To begin with, unless canned tuna fish (for that is all my mother ever dealt with, and all I can afford today) is painstakingly disarmed with a flood of condiments, such as red wine vinegar, lemon juice, salt, pepper, tabasco sauce, brown sugar, and a dab of sesame oil, it smells and tastes just like the cheapest kind of cat food. And I am NOT being persnickety about this; quoting from Wikipedia, on the subject of Canned Fish, under the heading of Tuna: “ . . . with the dark lateral blood meat often separately canned for pet food . . . “ So there.
And that’s not all, boychick. Even though tuna fish undergoes hours of pressurized steam cooking in the can, which kills all sorts of nasty germs, it does not guarantee the absence of histamines that can produce an off putting fetid tang.
Yet many a night at our dinner table, even though I moaned “Oh, the rancid histamines!” my cruel mother would shove a large gooey portion of tuna fish casserole onto my plate and insist I at least try it.
Try it? I couldn’t even LOOK at it!
My mother’s recipe for baked tuna fish casserole was fiendishly simple, and calculated to raise the gag factor in any discerning child way beyond the “choke a goat” factor. Fill a casserole dish with boiled egg noodles, top with a can of green peas and a can of tuna fish, pour a can of Campbell’s cream of chicken soup over it, sprinkle with parmesan cheese and bread crumbs, and bake in the oven at 350 degrees for an hour.
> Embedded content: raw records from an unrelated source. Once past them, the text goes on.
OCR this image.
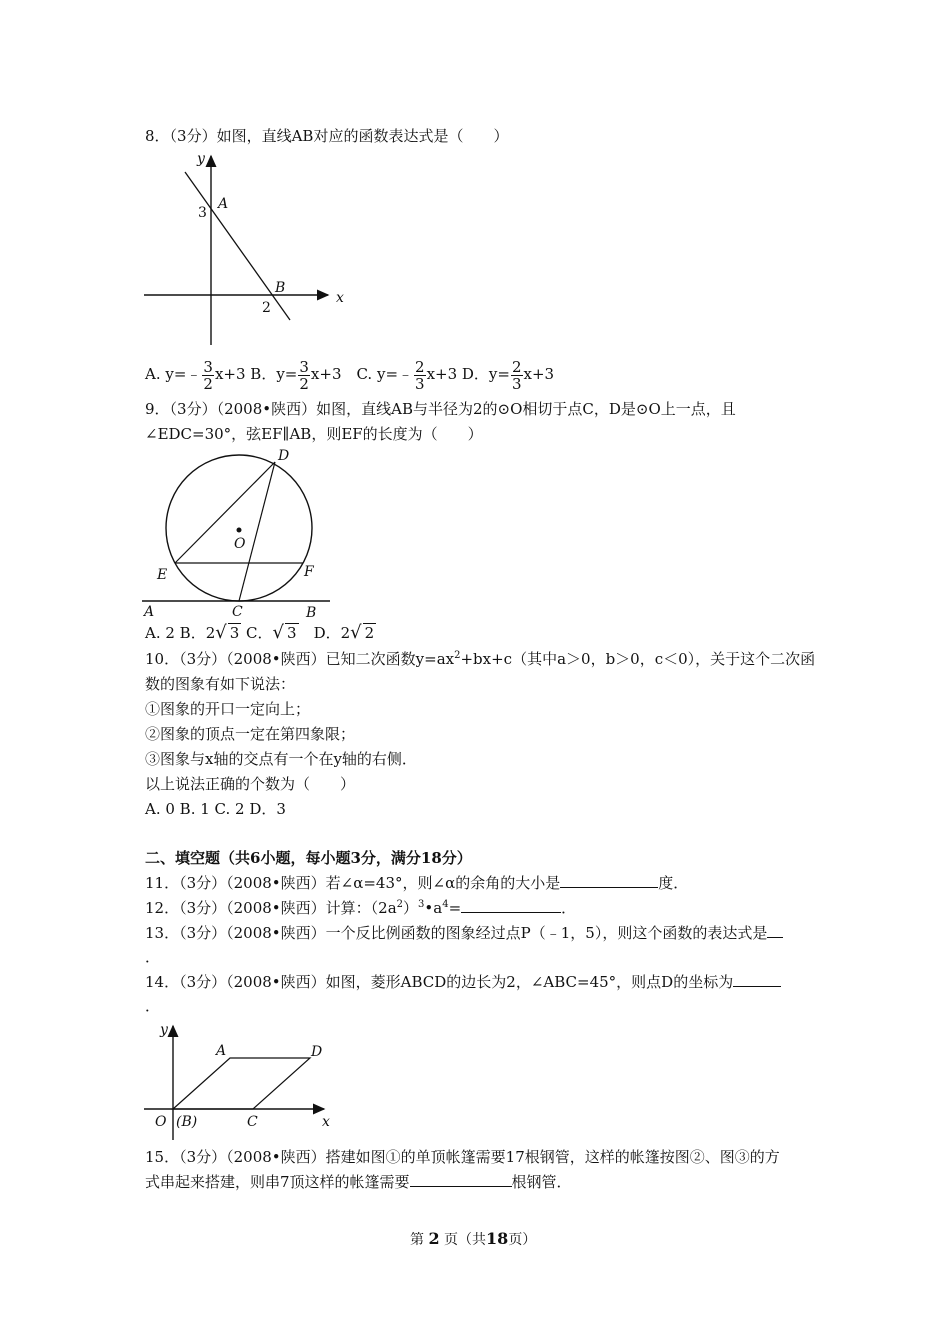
8．（3分）如图，直线AB对应的函数表达式是（　　）
y
x
A
B
3
2
A. y=﹣ $\frac{3}{2} x+3$ B．$y= \frac{3}{2} x+3$　C. y=﹣ $\frac{2}{3} x+3$ D．$y= \frac{2}{3} x+3$
9．（3分）（2008•陕西）如图，直线AB与半径为2的⊙O相切于点C，D是⊙O上一点，且
∠EDC=30°，弦EF∥AB，则EF的长度为（　　）
D
O
E	F
A	C	B
A. 2 B．2√ 3 C．√ 3　D．2√ 2
10．（3分）（2008•陕西）已知二次函数$y=ax^2+bx+c$（其中a＞0，b＞0，c＜0），关于这个二次函
数的图象有如下说法：
①图象的开口一定向上；
②图象的顶点一定在第四象限；
③图象与x轴的交点有一个在y轴的右侧．
以上说法正确的个数为（　　）
A. 0 B. 1 C. 2 D．3
二、填空题（共6小题，每小题3分，满分18分）
11．（3分）（2008•陕西）若∠α=43°，则∠α的余角的大小是	度．
12．（3分）（2008•陕西）计算：$(2a^2)^3•a^4=$	．
13．（3分）（2008•陕西）一个反比例函数的图象经过点P（﹣1，5），则这个函数的表达式是
．
14．（3分）（2008•陕西）如图，菱形ABCD的边长为2，∠ABC=45°，则点D的坐标为
．
y
x
A	D
O (B)	C
15．（3分）（2008•陕西）搭建如图①的单顶帐篷需要17根钢管，这样的帐篷按图②、图③的方
式串起来搭建，则串7顶这样的帐篷需要	根钢管．
第 2 页（共18页）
The resulting abomination was always served with a side of warmed up canned lima beans -- adding severe insult to injury.
Like many other misguided souls of that era, my mother believed that simple hearty meals, the kind that were imagined to ‘stick to your ribs,’ were good for children -- that filling them up with cheap starches and carbs and processed pet food produced happy and healthy children. What it actually produced, for me anyways, was a persecution complex and an early hint of ulcers. The holy kitchen mantras of my childhood were “clean your plate” and “starving children in China would love to have this to eat!” When my older brother Billy challenged the second one of those axioms by brazenly asking “Oh yeah? Name two of ‘em!” he was chased down the street by my mother with a broom. Good thing he was fleet footed or he’d still be picking broom straw out of his hide.
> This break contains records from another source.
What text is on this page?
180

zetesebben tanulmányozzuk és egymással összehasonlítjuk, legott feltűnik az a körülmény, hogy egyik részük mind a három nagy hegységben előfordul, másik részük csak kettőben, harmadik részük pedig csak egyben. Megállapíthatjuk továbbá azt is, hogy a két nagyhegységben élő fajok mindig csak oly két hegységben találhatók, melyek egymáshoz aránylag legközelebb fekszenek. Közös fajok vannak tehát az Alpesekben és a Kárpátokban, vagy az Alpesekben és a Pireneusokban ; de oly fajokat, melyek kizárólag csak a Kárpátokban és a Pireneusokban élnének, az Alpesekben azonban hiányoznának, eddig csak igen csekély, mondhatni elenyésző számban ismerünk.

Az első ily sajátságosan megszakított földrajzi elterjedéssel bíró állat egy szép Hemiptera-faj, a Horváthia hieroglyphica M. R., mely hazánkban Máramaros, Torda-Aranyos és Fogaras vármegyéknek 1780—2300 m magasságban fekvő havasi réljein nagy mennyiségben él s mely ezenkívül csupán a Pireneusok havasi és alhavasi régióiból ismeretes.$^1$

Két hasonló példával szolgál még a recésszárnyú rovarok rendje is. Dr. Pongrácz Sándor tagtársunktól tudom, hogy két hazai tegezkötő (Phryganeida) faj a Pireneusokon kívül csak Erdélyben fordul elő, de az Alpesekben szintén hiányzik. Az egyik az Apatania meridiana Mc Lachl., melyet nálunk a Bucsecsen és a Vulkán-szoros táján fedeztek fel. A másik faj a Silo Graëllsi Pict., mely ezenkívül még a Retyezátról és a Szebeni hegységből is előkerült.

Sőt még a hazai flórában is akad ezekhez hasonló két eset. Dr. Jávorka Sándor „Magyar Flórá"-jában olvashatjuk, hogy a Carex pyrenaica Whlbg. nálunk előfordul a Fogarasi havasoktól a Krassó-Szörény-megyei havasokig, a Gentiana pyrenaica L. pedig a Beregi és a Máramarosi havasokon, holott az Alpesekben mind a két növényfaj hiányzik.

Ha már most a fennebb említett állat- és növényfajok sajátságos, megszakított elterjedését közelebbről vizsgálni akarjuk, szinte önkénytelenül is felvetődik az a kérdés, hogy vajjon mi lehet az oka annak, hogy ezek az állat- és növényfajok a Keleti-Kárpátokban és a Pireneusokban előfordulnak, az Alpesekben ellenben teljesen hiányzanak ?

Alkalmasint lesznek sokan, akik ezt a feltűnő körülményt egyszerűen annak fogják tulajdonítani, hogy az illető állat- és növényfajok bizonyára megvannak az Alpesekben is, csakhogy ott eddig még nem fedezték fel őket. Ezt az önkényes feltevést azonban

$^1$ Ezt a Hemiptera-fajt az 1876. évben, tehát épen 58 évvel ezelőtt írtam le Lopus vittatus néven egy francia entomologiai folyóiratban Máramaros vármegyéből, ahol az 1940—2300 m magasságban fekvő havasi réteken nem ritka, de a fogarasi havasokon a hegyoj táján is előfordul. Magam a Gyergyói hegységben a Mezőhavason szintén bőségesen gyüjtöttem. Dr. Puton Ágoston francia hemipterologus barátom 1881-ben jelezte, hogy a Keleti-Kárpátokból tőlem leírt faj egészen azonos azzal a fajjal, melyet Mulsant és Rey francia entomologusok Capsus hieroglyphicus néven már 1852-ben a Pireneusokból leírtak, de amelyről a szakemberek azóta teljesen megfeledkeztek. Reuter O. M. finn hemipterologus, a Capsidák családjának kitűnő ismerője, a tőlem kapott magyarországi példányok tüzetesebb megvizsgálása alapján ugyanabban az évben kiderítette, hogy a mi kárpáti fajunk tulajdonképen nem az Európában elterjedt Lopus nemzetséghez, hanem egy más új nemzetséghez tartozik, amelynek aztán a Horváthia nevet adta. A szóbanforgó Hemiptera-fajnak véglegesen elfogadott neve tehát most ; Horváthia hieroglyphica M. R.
The final showdown came one winter night in 1961, when I was a very stubborn eight years old. My mother had tried withholding dessert as a motivation to get me to try the tuna casserole. No soap; I turned up my nose until I looked like Bob Hope. Then she tried the opposite tack, offering me TWO helpings of her luscious lemon meringue pie. No dice; I was still not interested. So now it was time for direct action. No more beating around the bush or pussyfooting around. The ukase was clear and simple: You don’t leave the dinner table until you eat some of that tuna casserole. You can stay there the whole night through, if you choose.
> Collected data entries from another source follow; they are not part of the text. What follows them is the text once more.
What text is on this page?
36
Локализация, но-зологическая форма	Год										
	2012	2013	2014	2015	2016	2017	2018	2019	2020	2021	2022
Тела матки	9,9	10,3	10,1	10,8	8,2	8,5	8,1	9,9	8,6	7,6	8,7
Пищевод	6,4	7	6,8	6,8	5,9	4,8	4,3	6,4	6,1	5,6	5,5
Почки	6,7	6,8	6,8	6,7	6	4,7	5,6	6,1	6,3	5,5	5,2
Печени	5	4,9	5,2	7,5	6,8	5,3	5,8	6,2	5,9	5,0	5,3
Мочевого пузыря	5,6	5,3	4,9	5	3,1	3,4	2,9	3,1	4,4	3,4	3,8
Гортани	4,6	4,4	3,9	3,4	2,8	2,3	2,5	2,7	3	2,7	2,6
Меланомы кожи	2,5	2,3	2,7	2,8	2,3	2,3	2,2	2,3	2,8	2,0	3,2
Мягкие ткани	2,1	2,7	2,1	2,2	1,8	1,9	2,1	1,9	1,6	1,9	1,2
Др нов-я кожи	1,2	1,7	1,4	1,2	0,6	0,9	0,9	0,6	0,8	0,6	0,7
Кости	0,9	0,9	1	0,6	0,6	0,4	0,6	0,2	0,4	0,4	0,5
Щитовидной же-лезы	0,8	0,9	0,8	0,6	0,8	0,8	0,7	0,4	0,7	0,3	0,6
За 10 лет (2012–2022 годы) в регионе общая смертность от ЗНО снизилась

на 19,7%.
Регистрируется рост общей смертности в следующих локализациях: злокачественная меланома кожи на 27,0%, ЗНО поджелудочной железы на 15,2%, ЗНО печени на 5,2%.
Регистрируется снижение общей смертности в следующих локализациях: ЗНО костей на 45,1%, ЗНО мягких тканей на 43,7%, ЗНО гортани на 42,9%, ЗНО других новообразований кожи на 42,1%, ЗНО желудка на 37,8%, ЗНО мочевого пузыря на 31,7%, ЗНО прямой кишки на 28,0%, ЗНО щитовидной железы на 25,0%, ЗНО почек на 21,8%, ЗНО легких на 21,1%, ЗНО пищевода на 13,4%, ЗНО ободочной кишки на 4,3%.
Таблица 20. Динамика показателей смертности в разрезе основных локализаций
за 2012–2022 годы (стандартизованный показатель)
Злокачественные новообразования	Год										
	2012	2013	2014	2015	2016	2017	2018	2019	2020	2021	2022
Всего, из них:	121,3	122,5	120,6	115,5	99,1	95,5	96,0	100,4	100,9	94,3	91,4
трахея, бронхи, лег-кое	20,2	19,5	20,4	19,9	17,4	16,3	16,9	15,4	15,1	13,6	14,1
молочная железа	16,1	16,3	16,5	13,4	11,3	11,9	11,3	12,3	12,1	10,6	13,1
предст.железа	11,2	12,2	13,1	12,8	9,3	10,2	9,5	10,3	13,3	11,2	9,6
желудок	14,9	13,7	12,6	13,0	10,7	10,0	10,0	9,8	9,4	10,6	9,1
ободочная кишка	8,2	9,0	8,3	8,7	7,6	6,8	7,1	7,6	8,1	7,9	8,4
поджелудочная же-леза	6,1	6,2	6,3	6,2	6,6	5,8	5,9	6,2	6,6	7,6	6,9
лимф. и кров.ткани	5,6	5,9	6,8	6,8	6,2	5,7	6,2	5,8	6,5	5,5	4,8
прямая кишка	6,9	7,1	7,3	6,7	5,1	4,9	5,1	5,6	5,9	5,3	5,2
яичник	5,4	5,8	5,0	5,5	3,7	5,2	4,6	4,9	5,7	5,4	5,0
I sat, arms folded in silent dissent. The hours dragged by. Dad came home from Aarone’s Bar and Grill, where he worked as a bartender. He had a glass of buttermilk and some crackers for dinner. (What injustice! HE didn’t have to eat the tuna casserole!) My sisters were put to bed. Johnny Carson came on the TV. Still I sat. But my rear end was getting sore, I was terrifically bored, and I needed to pee.
“Mom!” I yelled into the living room. “I’m gonna take one bite, that’s all!” Barely concealing her brazen air of triumph, my mother came back into the kitchen to gloat over this historic occassion. The casserole, naturally, had long ago congealed into a cold disgusting lump. There were no such things as microwaves back then, to warm it up in. I took one small bite, chewed, swallowed, and immediately threw up.
The resulting hullabaloo was uncomfortable, to say the least. But ever after, the dreaded tuna fish casserole was interdicted and never darkened our dinner table again. It is one of the very small number of childhood victories that still warm the cockles of my heart.